The ineffectiveness of the Directive can be linked to following problems:  

  • The definition of what is considered to be damage is not clear enough, for example.
    • action respects non-binding standards (e.g. how the farmer has always farmed), often authorities and courts tend to decide that the damage caused to nature is not a damage in the understanding of the directive.

  • Whereas damages to water, land, and habitats are luckily included, damages to the air – such as emissions – are not.

  • The Directive states that it is up to the one claiming that there is a damage – read: NGOs that take the bad guys to court – to deliver evidence with all details for all criteria requested by the law. A far more effective approach would be to reverse the burden of proof and let the defendant prove they are not to blame.
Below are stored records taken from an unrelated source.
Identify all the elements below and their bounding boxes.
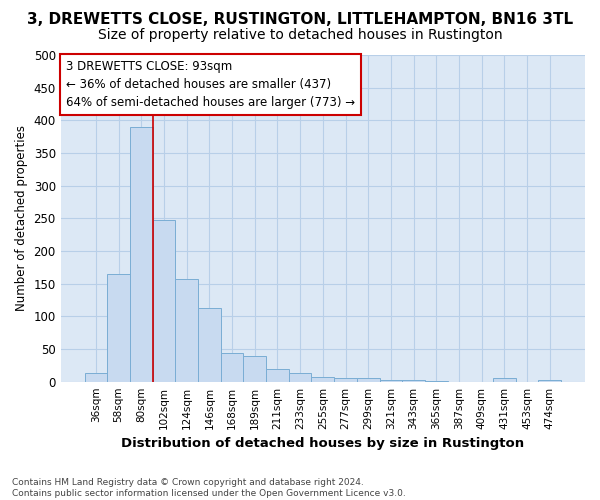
Bar [266,370,289,382]
Bar [311,377,334,382]
Bar [221,353,244,382]
Bar [198,308,221,382]
Bar [493,378,516,382]
Bar [425,381,448,382]
Bar [130,127,152,382]
Bar [334,378,357,382]
Text: Contains HM Land Registry data © Crown copyright and database right 2024.
Contai: Contains HM Land Registry data © Crown c… [12,478,406,498]
Bar [244,356,266,382]
Bar [402,380,425,382]
Bar [152,220,175,382]
Bar [175,279,198,382]
Bar [107,274,130,382]
Y-axis label: Number of detached properties: Number of detached properties [15,126,28,312]
Bar [289,372,311,382]
Bar [538,380,561,382]
Bar [85,373,107,382]
Bar [357,378,380,382]
Text: Size of property relative to detached houses in Rustington: Size of property relative to detached ho… [98,28,502,42]
Bar [380,380,402,382]
X-axis label: Distribution of detached houses by size in Rustington: Distribution of detached houses by size … [121,437,524,450]
Text: 3 DREWETTS CLOSE: 93sqm
← 36% of detached houses are smaller (437)
64% of semi-d: 3 DREWETTS CLOSE: 93sqm ← 36% of detache… [66,60,355,109]
Text: 3, DREWETTS CLOSE, RUSTINGTON, LITTLEHAMPTON, BN16 3TL: 3, DREWETTS CLOSE, RUSTINGTON, LITTLEHAM… [27,12,573,28]
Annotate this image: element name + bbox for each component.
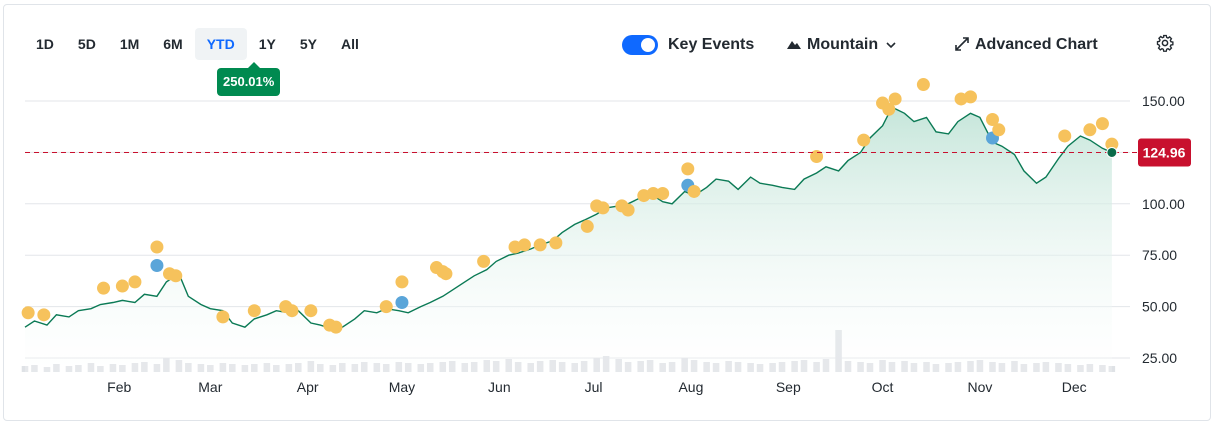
key-event-dot xyxy=(477,254,491,268)
key-event-dot xyxy=(992,123,1006,137)
key-event-dot xyxy=(549,236,563,250)
key-event-dot xyxy=(1095,117,1109,131)
key-event-dot xyxy=(247,304,261,318)
chevron-down-icon xyxy=(886,38,896,52)
key-event-dot xyxy=(285,304,299,318)
key-event-dot xyxy=(888,92,902,106)
key-event-dot xyxy=(1083,123,1097,137)
return-badge: 250.01% xyxy=(217,62,281,96)
x-tick-label: Feb xyxy=(107,379,131,395)
key-event-dot xyxy=(128,275,142,289)
x-tick-label: Jun xyxy=(488,379,511,395)
x-tick-label: Mar xyxy=(198,379,222,395)
key-event-dot xyxy=(533,238,547,252)
x-tick-label: Dec xyxy=(1062,379,1087,395)
key-event-dot xyxy=(169,269,183,283)
key-event-dot xyxy=(97,281,111,295)
last-price-label: 124.96 xyxy=(1143,144,1186,160)
last-price-marker xyxy=(1106,146,1118,158)
x-tick-label: Oct xyxy=(872,379,894,395)
key-event-dot xyxy=(1058,129,1072,143)
key-events-label: Key Events xyxy=(668,36,755,53)
y-tick-label: 50.00 xyxy=(1142,299,1177,315)
expand-icon xyxy=(955,36,969,54)
range-5d[interactable]: 5D xyxy=(77,36,96,52)
key-event-dot xyxy=(115,279,129,293)
key-event-dot xyxy=(379,300,393,314)
range-6m[interactable]: 6M xyxy=(163,36,183,52)
key-event-split-dot xyxy=(395,295,409,309)
key-event-dot xyxy=(916,78,930,92)
key-event-dot xyxy=(621,203,635,217)
price-area xyxy=(25,107,1112,372)
range-ytd[interactable]: YTD xyxy=(194,28,247,60)
key-event-dot xyxy=(964,90,978,104)
settings-button[interactable] xyxy=(1156,32,1174,58)
toggle-switch[interactable] xyxy=(622,35,658,55)
price-line xyxy=(24,106,1113,330)
key-event-dot xyxy=(810,150,824,164)
range-1y[interactable]: 1Y xyxy=(258,36,276,52)
key-event-dot xyxy=(150,240,164,254)
range-5y[interactable]: 5Y xyxy=(299,36,317,52)
x-tick-label: May xyxy=(389,379,415,395)
mountain-icon xyxy=(787,38,801,52)
x-tick-label: Aug xyxy=(678,379,703,395)
key-event-dot xyxy=(21,306,35,320)
range-all[interactable]: All xyxy=(340,36,359,52)
key-event-dot xyxy=(517,238,531,252)
key-event-dot xyxy=(656,187,670,201)
range-1d[interactable]: 1D xyxy=(36,36,54,52)
key-event-dot xyxy=(646,187,660,201)
key-event-dot xyxy=(857,133,871,147)
key-event-dot xyxy=(37,308,51,322)
range-selector: 1D 5D 1M 6M YTD 1Y 5Y All xyxy=(24,28,371,60)
key-event-dot xyxy=(596,201,610,215)
key-event-dot xyxy=(985,113,999,127)
key-event-dot xyxy=(1105,137,1119,151)
key-event-dot xyxy=(304,304,318,318)
x-tick-label: Nov xyxy=(967,379,992,395)
x-tick-label: Jul xyxy=(585,379,603,395)
key-event-dot xyxy=(687,184,701,198)
key-event-dot xyxy=(681,162,695,176)
y-tick-label: 25.00 xyxy=(1142,350,1177,366)
key-event-dot xyxy=(329,320,343,334)
y-tick-label: 75.00 xyxy=(1142,247,1177,263)
toggle-knob xyxy=(641,38,655,52)
advanced-chart-button[interactable]: Advanced Chart xyxy=(955,32,1098,58)
chart-type-dropdown[interactable]: Mountain xyxy=(787,32,896,58)
key-event-split-dot xyxy=(150,258,164,272)
x-tick-label: Sep xyxy=(776,379,801,395)
range-1m[interactable]: 1M xyxy=(119,36,140,52)
y-tick-label: 100.00 xyxy=(1142,196,1185,212)
key-event-dot xyxy=(882,102,896,116)
gear-icon xyxy=(1156,34,1174,57)
key-events-toggle[interactable]: Key Events xyxy=(622,32,754,58)
key-event-dot xyxy=(395,275,409,289)
key-event-dot xyxy=(580,219,594,233)
advanced-chart-label: Advanced Chart xyxy=(975,36,1098,53)
key-event-dot xyxy=(216,310,230,324)
chart-type-label: Mountain xyxy=(807,36,879,53)
x-tick-label: Apr xyxy=(297,379,319,395)
key-event-dot xyxy=(439,267,453,281)
y-tick-label: 150.00 xyxy=(1142,93,1185,109)
last-price-badge xyxy=(1138,138,1191,167)
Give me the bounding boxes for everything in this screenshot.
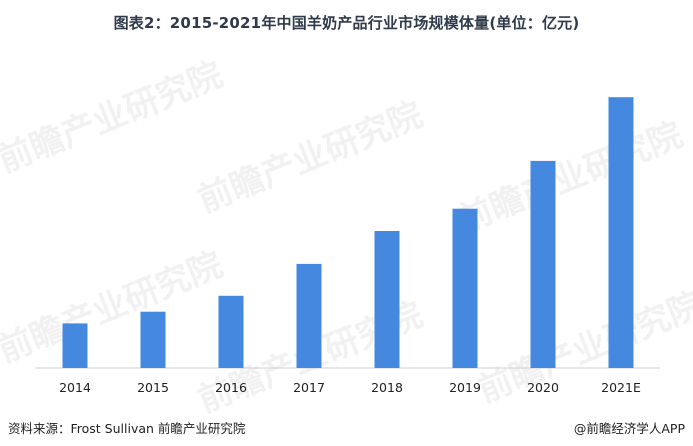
- bar-2017: [296, 263, 322, 368]
- bar-2014: [62, 323, 88, 368]
- x-tick-label-2021E: 2021E: [601, 380, 641, 395]
- x-tick-label-2017: 2017: [293, 380, 325, 395]
- x-tick-label-2015: 2015: [137, 380, 169, 395]
- bar-2018: [374, 231, 400, 368]
- x-tick-label-2016: 2016: [215, 380, 247, 395]
- bar-2015: [140, 311, 166, 368]
- bar-2021E: [608, 97, 634, 368]
- x-tick-label-2018: 2018: [371, 380, 403, 395]
- x-tick-label-2019: 2019: [449, 380, 481, 395]
- bar-2020: [530, 160, 556, 368]
- x-tick-label-2014: 2014: [59, 380, 91, 395]
- bar-2019: [452, 208, 478, 368]
- chart-title: 图表2：2015-2021年中国羊奶产品行业市场规模体量(单位：亿元): [113, 14, 580, 32]
- bar-chart: 2014 2015 2016 2017 2018 2019 2020 2021E: [35, 97, 660, 395]
- x-tick-labels: 2014 2015 2016 2017 2018 2019 2020 2021E: [59, 380, 641, 395]
- x-tick-label-2020: 2020: [527, 380, 559, 395]
- bars-group: [62, 97, 634, 368]
- credit-note: @前瞻经济学人APP: [573, 421, 685, 436]
- source-note: 资料来源：Frost Sullivan 前瞻产业研究院: [8, 421, 246, 436]
- bar-2016: [218, 295, 244, 368]
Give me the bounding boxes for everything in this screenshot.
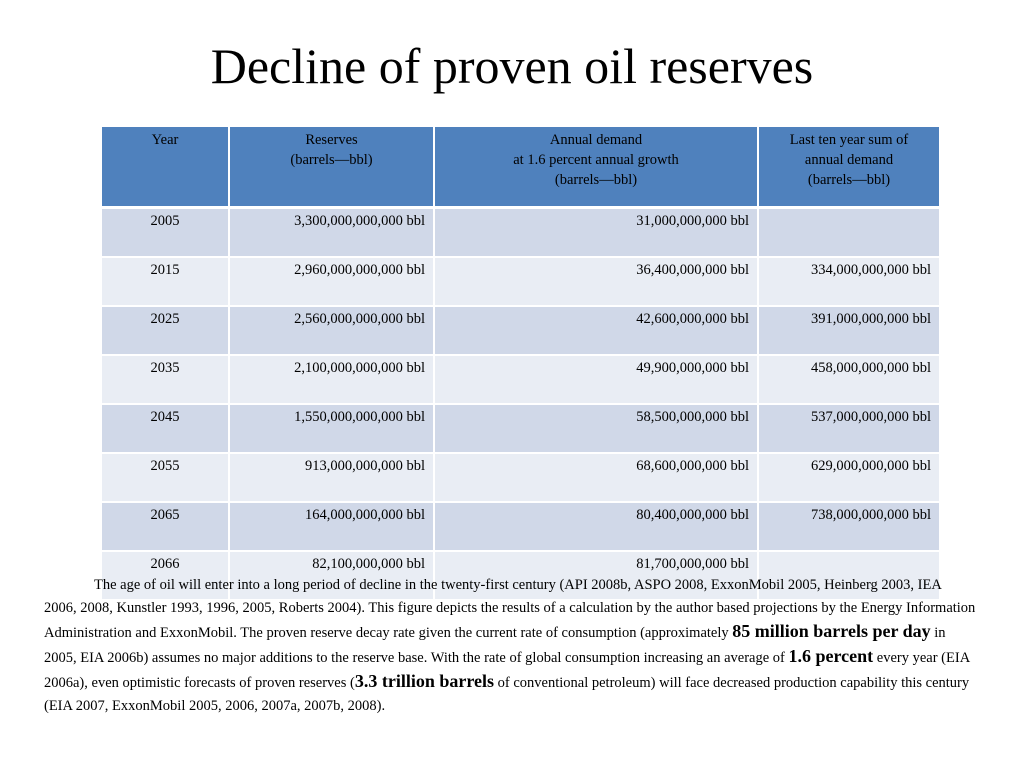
table-header-row: Year Reserves (barrels—bbl) Annual deman… <box>102 127 939 209</box>
cell-reserves: 82,100,000,000 bbl <box>229 551 435 601</box>
cell-year: 2065 <box>102 502 230 552</box>
cell-year: 2005 <box>102 207 230 258</box>
table-row: 2015 2,960,000,000,000 bbl 36,400,000,00… <box>102 257 939 307</box>
cell-reserves: 1,550,000,000,000 bbl <box>229 404 435 454</box>
cell-demand: 80,400,000,000 bbl <box>434 502 759 552</box>
caption-part: The age of oil will enter into a long pe… <box>44 577 976 641</box>
caption-part: of conventional petroleum) will face dec… <box>44 675 970 714</box>
header-reserves: Reserves (barrels—bbl) <box>229 127 435 209</box>
header-demand-line: Annual demand <box>549 132 643 148</box>
cell-reserves: 164,000,000,000 bbl <box>229 502 435 552</box>
caption-highlight: 3.3 trillion barrels <box>354 671 495 691</box>
table-row: 2065 164,000,000,000 bbl 80,400,000,000 … <box>102 502 939 552</box>
cell-reserves: 2,100,000,000,000 bbl <box>229 355 435 405</box>
cell-sum: 458,000,000,000 bbl <box>758 355 939 405</box>
cell-year: 2025 <box>102 306 230 356</box>
caption-part: every year (EIA 2006a), even optimistic … <box>44 650 970 691</box>
cell-sum <box>758 207 939 258</box>
header-sum-line: Last ten year sum of <box>789 132 909 148</box>
table-row: 2005 3,300,000,000,000 bbl 31,000,000,00… <box>102 207 939 258</box>
table-row: 2066 82,100,000,000 bbl 81,700,000,000 b… <box>102 551 939 601</box>
cell-year: 2035 <box>102 355 230 405</box>
cell-sum: 537,000,000,000 bbl <box>758 404 939 454</box>
cell-demand: 31,000,000,000 bbl <box>434 207 759 258</box>
caption-text: The age of oil will enter into a long pe… <box>44 574 976 718</box>
cell-sum: 629,000,000,000 bbl <box>758 453 939 503</box>
caption-paragraph: The age of oil will enter into a long pe… <box>44 574 976 718</box>
cell-year: 2066 <box>102 551 230 601</box>
header-ten-year-sum: Last ten year sum of annual demand (barr… <box>758 127 939 209</box>
slide-title: Decline of proven oil reserves <box>210 38 814 94</box>
header-reserves-line: Reserves <box>305 132 358 148</box>
cell-year: 2055 <box>102 453 230 503</box>
reserves-table: Year Reserves (barrels—bbl) Annual deman… <box>102 127 939 601</box>
caption-highlight: 85 million barrels per day <box>732 621 931 641</box>
cell-demand: 81,700,000,000 bbl <box>434 551 759 601</box>
cell-reserves: 2,560,000,000,000 bbl <box>229 306 435 356</box>
cell-demand: 42,600,000,000 bbl <box>434 306 759 356</box>
table-row: 2055 913,000,000,000 bbl 68,600,000,000 … <box>102 453 939 503</box>
caption-part: in 2005, EIA 2006b) assumes no major add… <box>44 625 946 666</box>
cell-year: 2045 <box>102 404 230 454</box>
cell-demand: 68,600,000,000 bbl <box>434 453 759 503</box>
header-year: Year <box>102 127 230 209</box>
cell-demand: 49,900,000,000 bbl <box>434 355 759 405</box>
cell-demand: 36,400,000,000 bbl <box>434 257 759 307</box>
header-reserves-line: (barrels—bbl) <box>290 152 373 168</box>
cell-sum: 391,000,000,000 bbl <box>758 306 939 356</box>
header-year-line: Year <box>151 132 179 148</box>
cell-reserves: 913,000,000,000 bbl <box>229 453 435 503</box>
cell-sum <box>758 551 939 601</box>
header-demand-line: (barrels—bbl) <box>554 172 638 188</box>
cell-sum: 334,000,000,000 bbl <box>758 257 939 307</box>
table-row: 2045 1,550,000,000,000 bbl 58,500,000,00… <box>102 404 939 454</box>
header-annual-demand: Annual demand at 1.6 percent annual grow… <box>434 127 759 209</box>
header-sum-line: (barrels—bbl) <box>807 172 891 188</box>
table-row: 2025 2,560,000,000,000 bbl 42,600,000,00… <box>102 306 939 356</box>
cell-demand: 58,500,000,000 bbl <box>434 404 759 454</box>
cell-year: 2015 <box>102 257 230 307</box>
table-row: 2035 2,100,000,000,000 bbl 49,900,000,00… <box>102 355 939 405</box>
cell-sum: 738,000,000,000 bbl <box>758 502 939 552</box>
cell-reserves: 2,960,000,000,000 bbl <box>229 257 435 307</box>
caption-highlight: 1.6 percent <box>788 646 874 666</box>
cell-reserves: 3,300,000,000,000 bbl <box>229 207 435 258</box>
header-sum-line: annual demand <box>804 152 894 168</box>
header-demand-line: at 1.6 percent annual growth <box>513 152 679 168</box>
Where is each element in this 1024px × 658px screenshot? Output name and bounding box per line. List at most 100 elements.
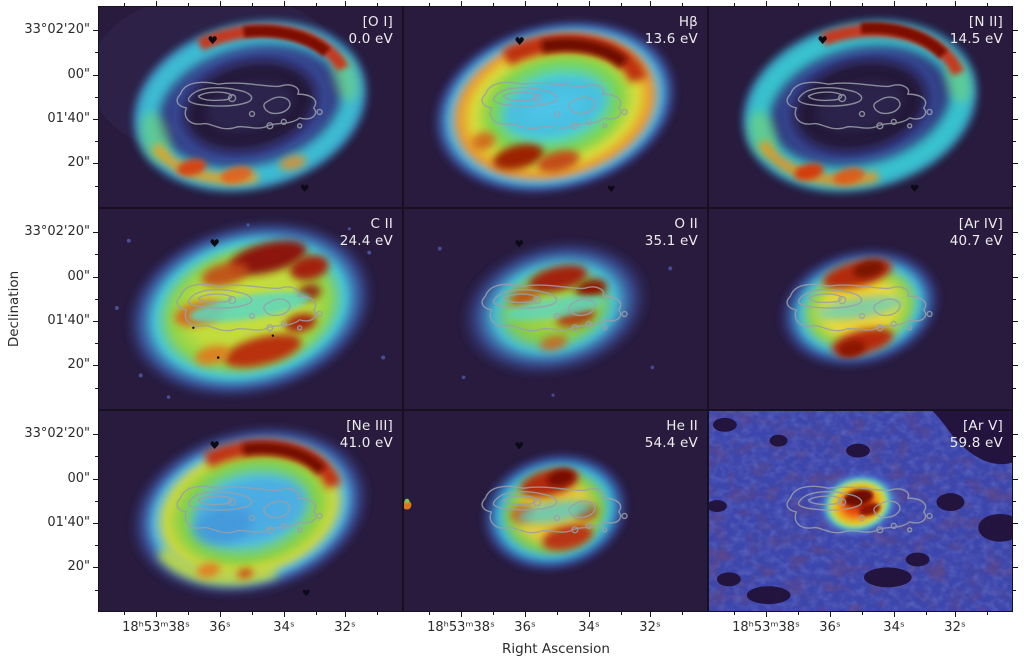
- tick-mark: [95, 501, 98, 502]
- panel-energy-label: 13.6 eV: [644, 31, 698, 48]
- y-tick-label: 00": [67, 269, 90, 284]
- tick-mark: [188, 3, 189, 6]
- nebula-map-h-beta: [404, 7, 707, 207]
- tick-mark: [621, 3, 622, 6]
- panel-ar-v: [Ar V] 59.8 eV: [708, 410, 1013, 612]
- tick-mark: [766, 1, 767, 6]
- panel-label: Hβ 13.6 eV: [645, 14, 698, 49]
- tick-mark: [1013, 545, 1016, 546]
- x-tick-label: 36ˢ: [514, 620, 536, 635]
- panel-line-label: [Ar IV]: [958, 216, 1003, 232]
- tick-mark: [766, 612, 767, 617]
- panel-label: [O I] 0.0 eV: [348, 14, 393, 49]
- tick-mark: [955, 1, 956, 6]
- panel-o-i: [O I] 0.0 eV: [98, 6, 403, 208]
- tick-mark: [124, 3, 125, 6]
- y-tick-label: 01'40": [47, 515, 90, 530]
- tick-mark: [377, 3, 378, 6]
- tick-mark: [1013, 434, 1018, 435]
- panel-label: [N II] 14.5 eV: [950, 14, 1003, 49]
- panel-h-beta: Hβ 13.6 eV: [403, 6, 708, 208]
- tick-mark: [316, 612, 317, 615]
- y-tick-label: 01'40": [47, 313, 90, 328]
- dark-patches: [709, 411, 1012, 605]
- tick-mark: [650, 1, 651, 6]
- panel-o-ii: O II 35.1 eV: [403, 208, 708, 410]
- tick-mark: [862, 3, 863, 6]
- tick-mark: [830, 612, 831, 617]
- tick-mark: [93, 30, 98, 31]
- tick-mark: [1013, 75, 1018, 76]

  • The directive is too lax with companies causing damage, having too many loopholes for them to claim innocence. The Directive does not hold CEO’s or board members liable.
  • The Directive is not clear on how the damage should be remedied.

  • Ineffective legislative governance leads to lengthy procedures, worsened by the two-step approach the Directive takes.
    • In the case of the Black Tern, this means that following years of legal procedures, if the final verdict of the higher regional court states that there is an environmental damage, the accused authority might still decide to not repair the damage by changing its water management or reintroducing breeding pairs. This would force the petitioner, in this case NABU, to file a second case against the authority, which could take another couple of decades.

The future of the Environmental Liability Directive

So, where does the Directive stand now? As foreseen in the existing legislation, the European Commission opened a public consultation within the EU Have Your Say Framework in May 2022. The consultants supporting the European Commission organized an expert questionnaire in July, in which BirdLife faithfully took part. In November 2022, the European Commission organized a Stakeholder Workshop to discuss the first findings of the consultation. The Commission plans to publish the evaluation study in the second quarter of 2023. In short, this means it does not foresee neither amend nor revise the existing Environmental Liability Directive during the mandate of the current Commission, until 2024.

BirdLife Europe calls on the European Commission to fundamentally overhaul the Environmental Liability Directive, so that it can finally start benefitting people and nature.